Orchestra achieves Midwest

by Alyssa Pena | staff writer

In the middle of a challenging lesson instructed by the orchestra student teacher, a commotion suddenly rose from the director’s office.

“Mrs. George freaked out in her office, then she came outside and yelled at us,” senior Yash Sahota said. “We thought someone had committed a murder.”

Orchestra director Karen George stormed out of her office in a rage, pacing back and forth in front of her terrified varsity orchestra class, saying she was “speechless” and repeatedly asking, “What does this mean for orchestra?” After abruptly leaving the stunned classroom, she returned moments later with principal John Mehlbrech in tow to finally reveal that her anger was all an act.

I punked them,” George said. “I wanted a good reaction from the students. I hadn’t really talked [the Midwest Clinic] up, and I hadn’t gone through the whole explaining of what this was and how big of a deal this was.”

The Midwest Clinic, a highly selective event held every year in Chicago, Illinois in the month of December, welcomes groups from all across the country and the globe to meet and discuss new teaching styles, to preview up and coming music for middle school, high school, and adult level orchestras, and attend helpful seminars on how to improve music quality.

“Midwest is world renown, and groups from all over the world will send their recordings in for judges on the board to listen to, then they select those groups,” George  said. “And there’s groups all the way from jazz ensembles to full orchestra, student orchestras, band, and smaller community groups.”

Because of it’s world famous status among orchestra ensembles, the Midwest clinic requires that the groups that aspire to submit recordings do so in mid-March, something that was unheard of to George.
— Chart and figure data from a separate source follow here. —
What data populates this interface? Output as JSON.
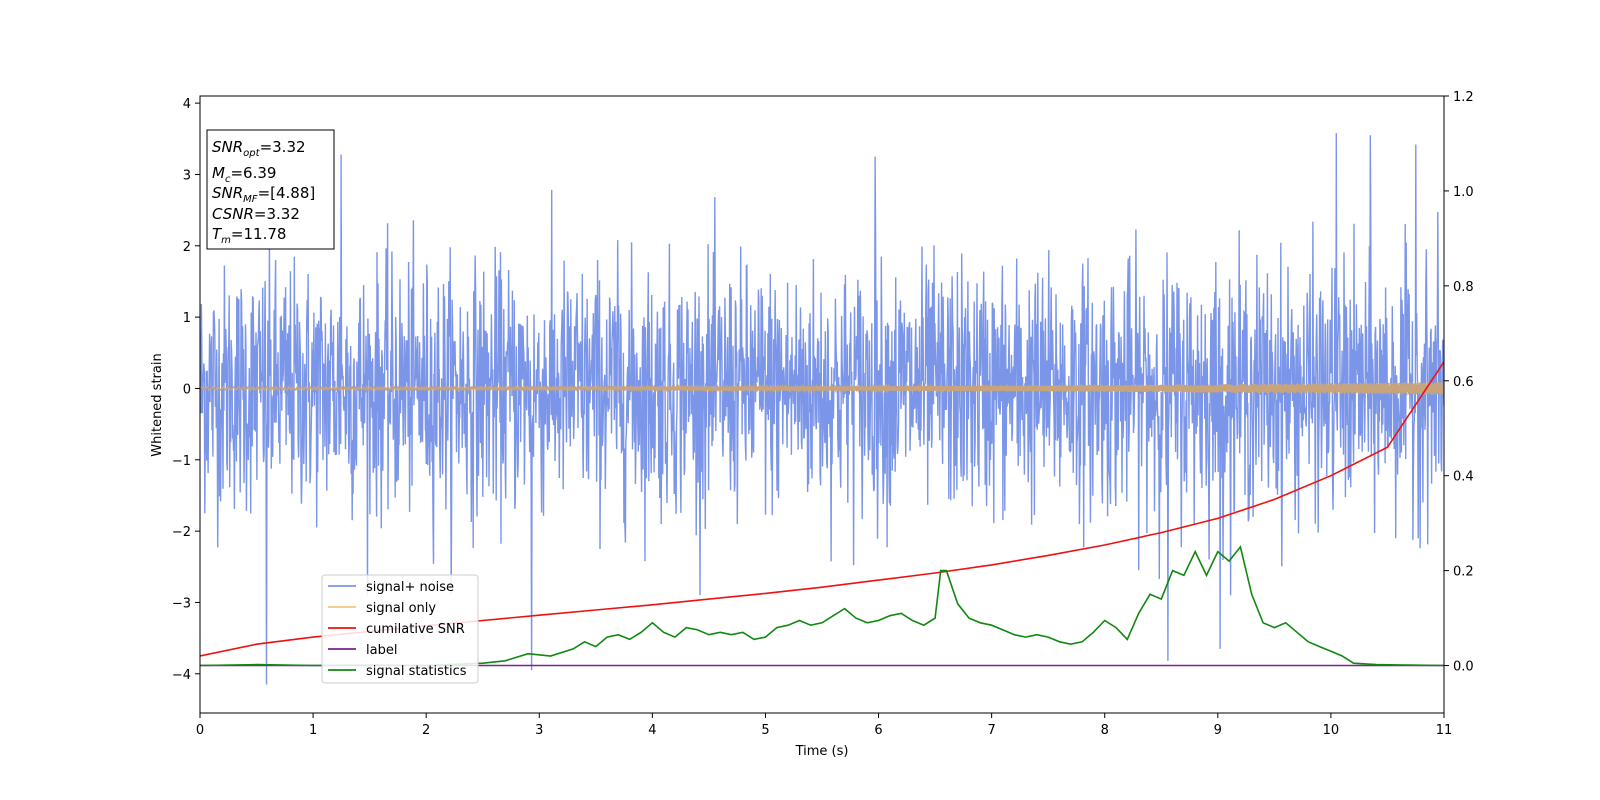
{
  "chart_data": {
    "type": "line",
    "title": "",
    "xlabel": "Time (s)",
    "ylabel": "Whitened strain",
    "xlim": [
      0,
      11
    ],
    "ylim": [
      -4.55,
      4.1
    ],
    "y2lim": [
      -0.1,
      1.2
    ],
    "xticks": [
      0,
      1,
      2,
      3,
      4,
      5,
      6,
      7,
      8,
      9,
      10,
      11
    ],
    "yticks": [
      -4,
      -3,
      -2,
      -1,
      0,
      1,
      2,
      3,
      4
    ],
    "y2ticks": [
      "0.0",
      "0.2",
      "0.4",
      "0.6",
      "0.8",
      "1.0",
      "1.2"
    ],
    "grid": false,
    "legend_position": "lower-left",
    "info_box": {
      "lines": [
        {
          "sym": "SNR",
          "sub": "opt",
          "val": "=3.32"
        },
        {
          "sym": "M",
          "sub": "c",
          "val": "=6.39"
        },
        {
          "sym": "SNR",
          "sub": "MF",
          "val": "=[4.88]"
        },
        {
          "sym": "CSNR",
          "sub": "",
          "val": "=3.32"
        },
        {
          "sym": "T",
          "sub": "m",
          "val": "=11.78"
        }
      ]
    },
    "series": [
      {
        "name": "signal+ noise",
        "color": "#7b96e8",
        "axis": "left",
        "kind": "noise",
        "std": 0.85,
        "peaks": [
          {
            "x": 0.59,
            "y": -4.15
          },
          {
            "x": 1.25,
            "y": 3.28
          },
          {
            "x": 2.93,
            "y": -3.95
          },
          {
            "x": 5.97,
            "y": 3.25
          },
          {
            "x": 8.56,
            "y": -3.82
          },
          {
            "x": 9.02,
            "y": -3.65
          },
          {
            "x": 10.05,
            "y": 3.58
          },
          {
            "x": 10.35,
            "y": 3.55
          },
          {
            "x": 10.75,
            "y": 3.42
          }
        ]
      },
      {
        "name": "signal only",
        "color": "#f5c77e",
        "axis": "left",
        "kind": "chirp",
        "amp_start": 0.02,
        "amp_end": 0.09
      },
      {
        "name": "cumilative SNR",
        "color": "#ee1111",
        "axis": "right",
        "x": [
          0,
          0.5,
          1,
          1.5,
          2,
          2.5,
          3,
          3.5,
          4,
          4.5,
          5,
          5.5,
          6,
          6.5,
          7,
          7.5,
          8,
          8.5,
          9,
          9.5,
          10,
          10.5,
          11
        ],
        "values": [
          0.02,
          0.045,
          0.06,
          0.072,
          0.084,
          0.095,
          0.106,
          0.117,
          0.128,
          0.14,
          0.152,
          0.165,
          0.18,
          0.195,
          0.212,
          0.232,
          0.254,
          0.28,
          0.31,
          0.35,
          0.4,
          0.46,
          0.64
        ]
      },
      {
        "name": "label",
        "color": "#7b2191",
        "axis": "right",
        "x": [
          0,
          11
        ],
        "values": [
          0.0,
          0.0
        ]
      },
      {
        "name": "signal statistics",
        "color": "#118811",
        "axis": "right",
        "x": [
          0,
          0.5,
          1,
          1.5,
          2,
          2.5,
          2.7,
          2.9,
          3.1,
          3.3,
          3.4,
          3.5,
          3.6,
          3.7,
          3.8,
          3.9,
          4.0,
          4.1,
          4.2,
          4.3,
          4.4,
          4.5,
          4.6,
          4.7,
          4.8,
          4.9,
          5.0,
          5.1,
          5.2,
          5.3,
          5.4,
          5.5,
          5.6,
          5.7,
          5.8,
          5.9,
          6.0,
          6.1,
          6.2,
          6.3,
          6.4,
          6.5,
          6.55,
          6.6,
          6.7,
          6.8,
          6.9,
          7.0,
          7.1,
          7.2,
          7.3,
          7.4,
          7.5,
          7.6,
          7.7,
          7.8,
          7.9,
          8.0,
          8.1,
          8.2,
          8.3,
          8.4,
          8.5,
          8.6,
          8.7,
          8.8,
          8.9,
          9.0,
          9.1,
          9.2,
          9.3,
          9.4,
          9.5,
          9.6,
          9.7,
          9.8,
          9.9,
          10.0,
          10.1,
          10.2,
          10.4,
          10.7,
          11
        ],
        "values": [
          0.0,
          0.002,
          0.0,
          0.001,
          0.0,
          0.005,
          0.01,
          0.025,
          0.02,
          0.035,
          0.05,
          0.04,
          0.06,
          0.065,
          0.055,
          0.07,
          0.09,
          0.07,
          0.06,
          0.08,
          0.075,
          0.065,
          0.07,
          0.065,
          0.07,
          0.055,
          0.06,
          0.08,
          0.085,
          0.095,
          0.085,
          0.09,
          0.105,
          0.12,
          0.1,
          0.09,
          0.095,
          0.105,
          0.11,
          0.095,
          0.085,
          0.1,
          0.2,
          0.2,
          0.13,
          0.1,
          0.09,
          0.085,
          0.075,
          0.065,
          0.06,
          0.065,
          0.06,
          0.05,
          0.045,
          0.05,
          0.07,
          0.095,
          0.08,
          0.055,
          0.11,
          0.15,
          0.14,
          0.2,
          0.19,
          0.24,
          0.19,
          0.24,
          0.22,
          0.25,
          0.15,
          0.09,
          0.08,
          0.09,
          0.07,
          0.05,
          0.04,
          0.03,
          0.02,
          0.005,
          0.002,
          0.001,
          0.0
        ]
      }
    ]
  }
}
“I’ve been wanting to do this for quite some time. One of the things that made me hesitate was, the due date; the turnaround time from our UIL to that is very, very quick,” George said “It was so early, I just missed the date. I also had to make sure that, if we were ever selected, it was a year when I could leave.  And so this year I was like, ‘you know what, let’s just try this.’”

After earning sweepstakes in UIL this year, George immediately sent in the recordings of her top orchestra and a video of herself conducting with hopes of at least being considered for Midwest. She would’ve never have guessed that her first time submitting that would they be chosen.

“I found out by email and I was like, ‘Oh my gosh, I can’t believe it!’ I had our student teacher, Ms. Mayra Pena read it for me to make sure I wasn’t misreading it,” George said. “This was the first time I ever submitted, and back when I was recording my students to send it, they asked ‘why are you recording this?’ and when I told them it was for Midwest, I just kind of blew it off because I didn’t want to talk it up too much. I didn’t know what to expect for this.”

Now that they have been selected, the Forza orchestra will travel to Chicago between December 14-17 to perform for conductors, teachers, and other musicians. Although this year’s orchestra achieved this spectacular spot in Midwest, the orchestra next year will be able to attend, meaning that seniors will have to miss out.

“Unfortunately the seniors from this year will not be attending. However I have looked into how to  honor the seniors who participated. One of the directors that I have been in contact with said that she included a picture of them in the [Midwest] program. So I will definitely do something like that,” George said.

Despite not being able to attend as an orchestra member, graduating seniors like Sahota plan on watching their classmates perform since they remember how huge of an accomplishment being accepted to Midwest is from the Tejeda Middle School Orchestra traveling to Chicago their sixth grade year.

“I was actually in the Philharmonic orchestra at the time, and it was my sixth grade year. I remember Mrs. Williams and the orchestra leaving for Midwest, and we made posters for them saying ‘good luck’ and all that,” Sahota said. “It was pretty interesting, and I always thought that, ‘hey maybe that will be an orchestra that I’m in that will get to go to Midwest.’ It’s sort of like that now. I’m still happy since I was part of that group when we got invited, but that’s why I still wanna show up and watch the performance next year.”

The Midwest Clinic selects three groups to perform out of the many categories they supply and allows those groups to gain recognition from thousands of music educators and performers.

“I think that anything that people know about, it’s good to get our name out there, and let people know who we are. We are really a great group,” George said. “They are really talented, really dedicated students and I think it’s important that everyone see that, and so we want to shine the light on our orchestra whenever we can. And I think it’s a good way to get our name out there.”

This opportunity might not have been possible without the dedication and commitment exhibited by the orchestra students throughout the years, according to George.

“This orchestra has developed and matured so much in the eight years since the school was opened. There’s a lot more depth,” George said. “I didn’t have that high of expectations because of the level of music that we submitted because we have played harder, but apparently it really was the quality of [the recording] that got us accepted to Midwest, and I cannot be more proud of my students.”